D’autre part, de nos jours, tous les Etats pratiquement émettent le vœu de faire des réformes et de confier la présidence du CSM aux magistrats eux-mêmes et non aux membres de l’Exécutif. Il en est ainsi du Bénin, du Sénégal, du Mali, du Niger, de la Guinée, pour ne citer que ceux-là. Par ailleurs, l’actualité au Niger en est  une preuve.
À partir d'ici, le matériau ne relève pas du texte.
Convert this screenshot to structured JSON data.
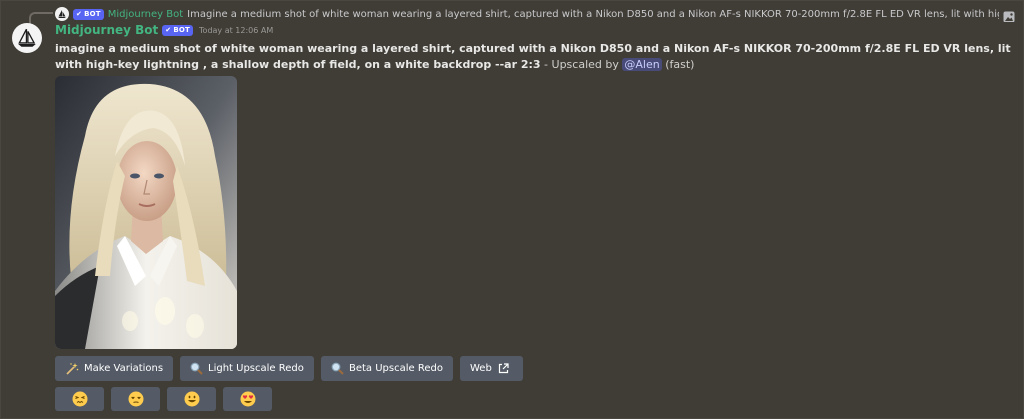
{
  "reply": {
    "author": "Midjourney Bot",
    "badge": "BOT",
    "text": "Imagine a medium shot of white woman wearing a layered shirt, captured with a Nikon D850 and a Nikon AF-s NIKKOR 70-200mm f/2.8E FL ED VR lens, lit with high-key l",
    "icon": "image-icon"
  },
  "message": {
    "author": "Midjourney Bot",
    "badge": "BOT",
    "timestamp": "Today at 12:06 AM",
    "prompt": "imagine a medium shot of white woman wearing a layered shirt, captured with a Nikon D850 and a Nikon AF-s NIKKOR 70-200mm f/2.8E FL ED VR lens, lit with high-key lightning , a shallow depth of field, on a white backdrop --ar 2:3",
    "upscaled_text": " - Upscaled by ",
    "mention": "@Alen",
    "mode": " (fast)",
    "author_color": "#43b581",
    "badge_color": "#5865f2"
  },
  "buttons": [
    {
      "label": "Make Variations",
      "icon": "sparkle-wand-icon"
    },
    {
      "label": "Light Upscale Redo",
      "icon": "magnifier-icon"
    },
    {
      "label": "Beta Upscale Redo",
      "icon": "magnifier-icon"
    },
    {
      "label": "Web",
      "icon": "external-link-icon"
    }
  ],
  "reactions": [
    {
      "emoji": "persevering-face-icon"
    },
    {
      "emoji": "unamused-face-icon"
    },
    {
      "emoji": "smiley-face-icon"
    },
    {
      "emoji": "heart-eyes-face-icon"
    }
  ]
}
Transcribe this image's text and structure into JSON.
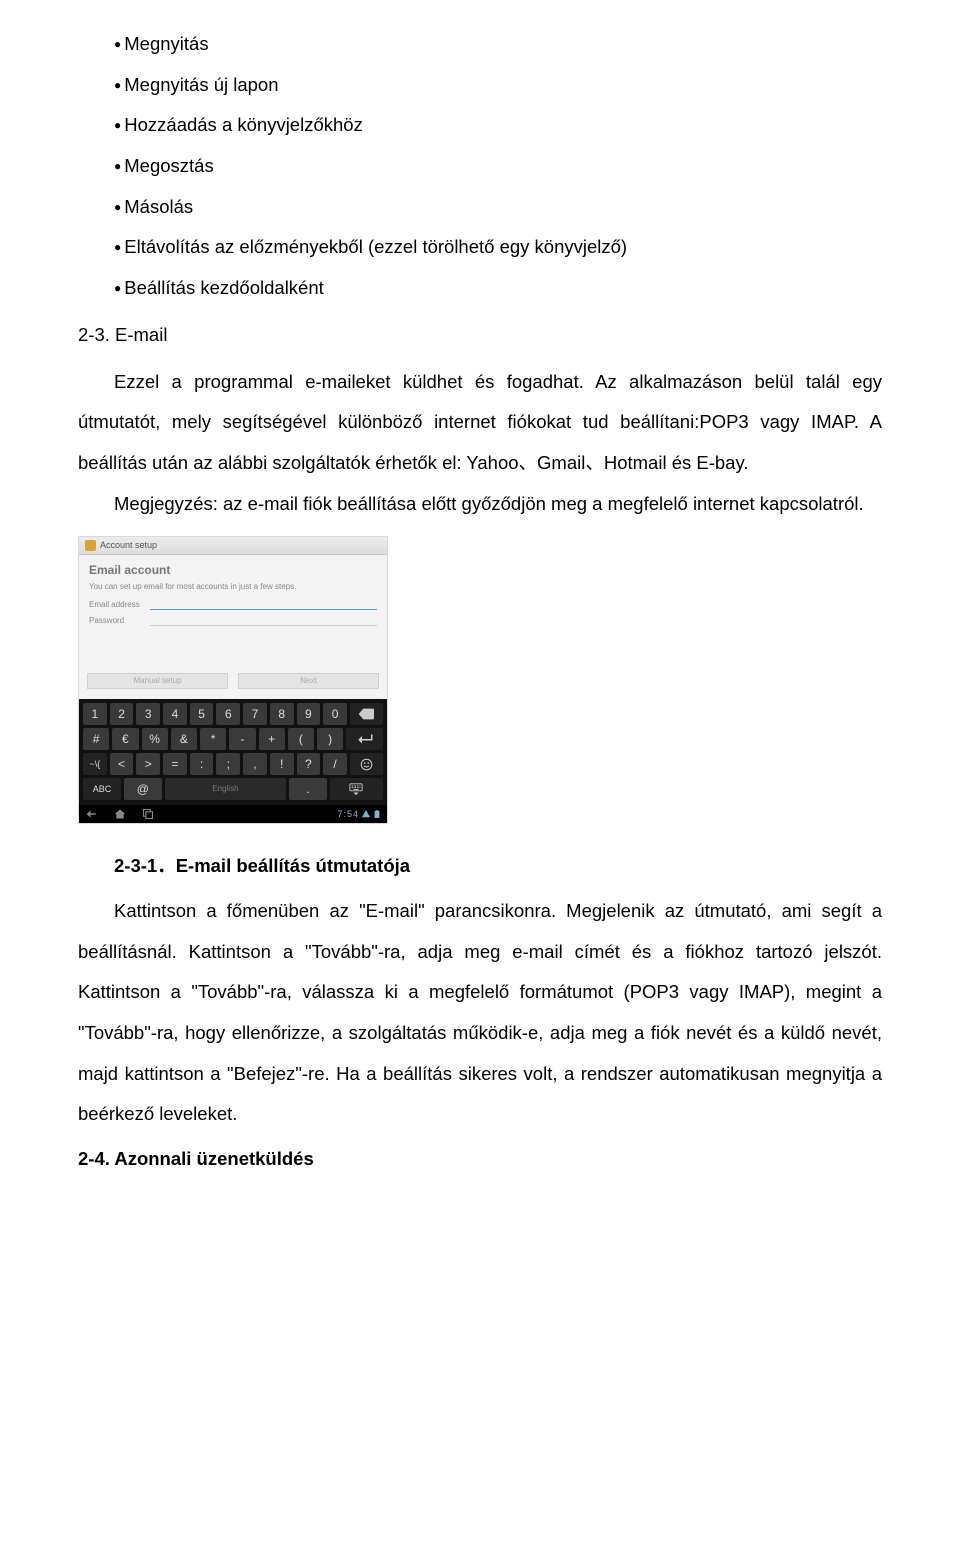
{
  "bullets": {
    "b0": "Megnyitás",
    "b1": "Megnyitás új lapon",
    "b2": "Hozzáadás a könyvjelzőkhöz",
    "b3": "Megosztás",
    "b4": "Másolás",
    "b5": "Eltávolítás az előzményekből (ezzel törölhető egy könyvjelző)",
    "b6": "Beállítás kezdőoldalként"
  },
  "section23": {
    "heading": "2-3. E-mail",
    "p1": "Ezzel a programmal e-maileket küldhet és fogadhat. Az alkalmazáson belül talál egy útmutatót, mely segítségével különböző internet fiókokat tud beállítani:POP3 vagy IMAP. A beállítás után az alábbi szolgáltatók érhetők el: Yahoo、Gmail、Hotmail és E-bay.",
    "p2": "Megjegyzés: az e-mail fiók beállítása előtt győződjön meg a megfelelő internet kapcsolatról."
  },
  "screenshot": {
    "header": "Account setup",
    "title": "Email account",
    "subtitle": "You can set up email for most accounts in just a few steps.",
    "field1": "Email address",
    "field2": "Password",
    "btn1": "Manual setup",
    "btn2": "Next",
    "row1": [
      "1",
      "2",
      "3",
      "4",
      "5",
      "6",
      "7",
      "8",
      "9",
      "0"
    ],
    "row2": [
      "#",
      "€",
      "%",
      "&",
      "*",
      "-",
      "+",
      "(",
      ")"
    ],
    "row3": [
      "~\\{",
      "<",
      ">",
      "=",
      ":",
      ";",
      ",",
      "!",
      "?",
      "/"
    ],
    "row4_left": "ABC",
    "row4_at": "@",
    "row4_space": "English",
    "row4_dot": ".",
    "time": "7:54"
  },
  "section231": {
    "heading": "2-3-1．E-mail beállítás útmutatója",
    "p1": "Kattintson a főmenüben az \"E-mail\" parancsikonra. Megjelenik az útmutató, ami segít a beállításnál. Kattintson a \"Tovább\"-ra, adja meg e-mail címét és a fiókhoz tartozó jelszót. Kattintson a \"Tovább\"-ra, válassza ki a megfelelő formátumot (POP3 vagy IMAP), megint a \"Tovább\"-ra, hogy ellenőrizze, a szolgáltatás működik-e, adja meg a  fiók nevét és a küldő nevét, majd kattintson a \"Befejez\"-re. Ha a beállítás sikeres volt, a rendszer automatikusan megnyitja a beérkező leveleket."
  },
  "section24": {
    "heading": "2-4. Azonnali üzenetküldés"
  }
}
5. Une aggravation de la corruption, de la manipulation des magistrats,  de l’impunité et de  l’affaiblissement de la justice

La présidence du CSM par le Chef de l’Etat risque d’accentuer non seulement les pressions politiques mais aussi elle risque (en raison du calendrier très chargé du chef de l’Etat qui n’aurait peut-être pas le temps nécessaire pour s’y consacrer pleinement),  d’ouvrir la voie aux multiples réseaux de manipulations politiques et autres, faisant ainsi du CSM et par ricochet de l’appareil leur objet qu’ils manipuleront comme bon leur semble,  mettant ainsi à néant tous les acquis du programme de modernisation de la justice entrepris depuis quinze années environ. Le CSM étant chargé de la nomination, des affectations, l’avancement  et de la discipline des magistrats  (des affectations et sanctions disciplinaires), des considérations politiques voire  d’intérêts personnels de certaines autorités ou personnes spécialisées dans la manipulation et l’instrumentalisation des institutions, qui  auront donc  la facilité soit de faire nommer uniquement leurs proches à des postes stratégiques pour pouvoir les manipuler à tout moment pour leurs propres intérêts, soit faire  ficeler (en complicité avec les membres du CSM qui seront désormais à leur bottes) des procédures disciplinaires visant à régler les comptes à ceux qui de par leur rigueur dérangeraient leurs intérêts)  pourraient intervenir lors de ces opérations et ainsi favoriser l’impunité au sein de la justice. Un CSM dont la présidence n’est pas assurée par l’Exécutif serait aussi un facteur de lutte contre les influences extérieures dans le fonctionnement de la justice. Cela est valable aussi pour lutter contre la corruption qui constitue un des défis majeurs pour l’indépendance de la justice perçue par les citoyens (34%), selon le rapport 2019 de Transparency International, comme est l’un des secteurs les plus corrompus. Les droits et libertés des citoyens feront ainsi l’objet de graves atteintes, l’état de droit et la démocratie s’éloigneront certainement.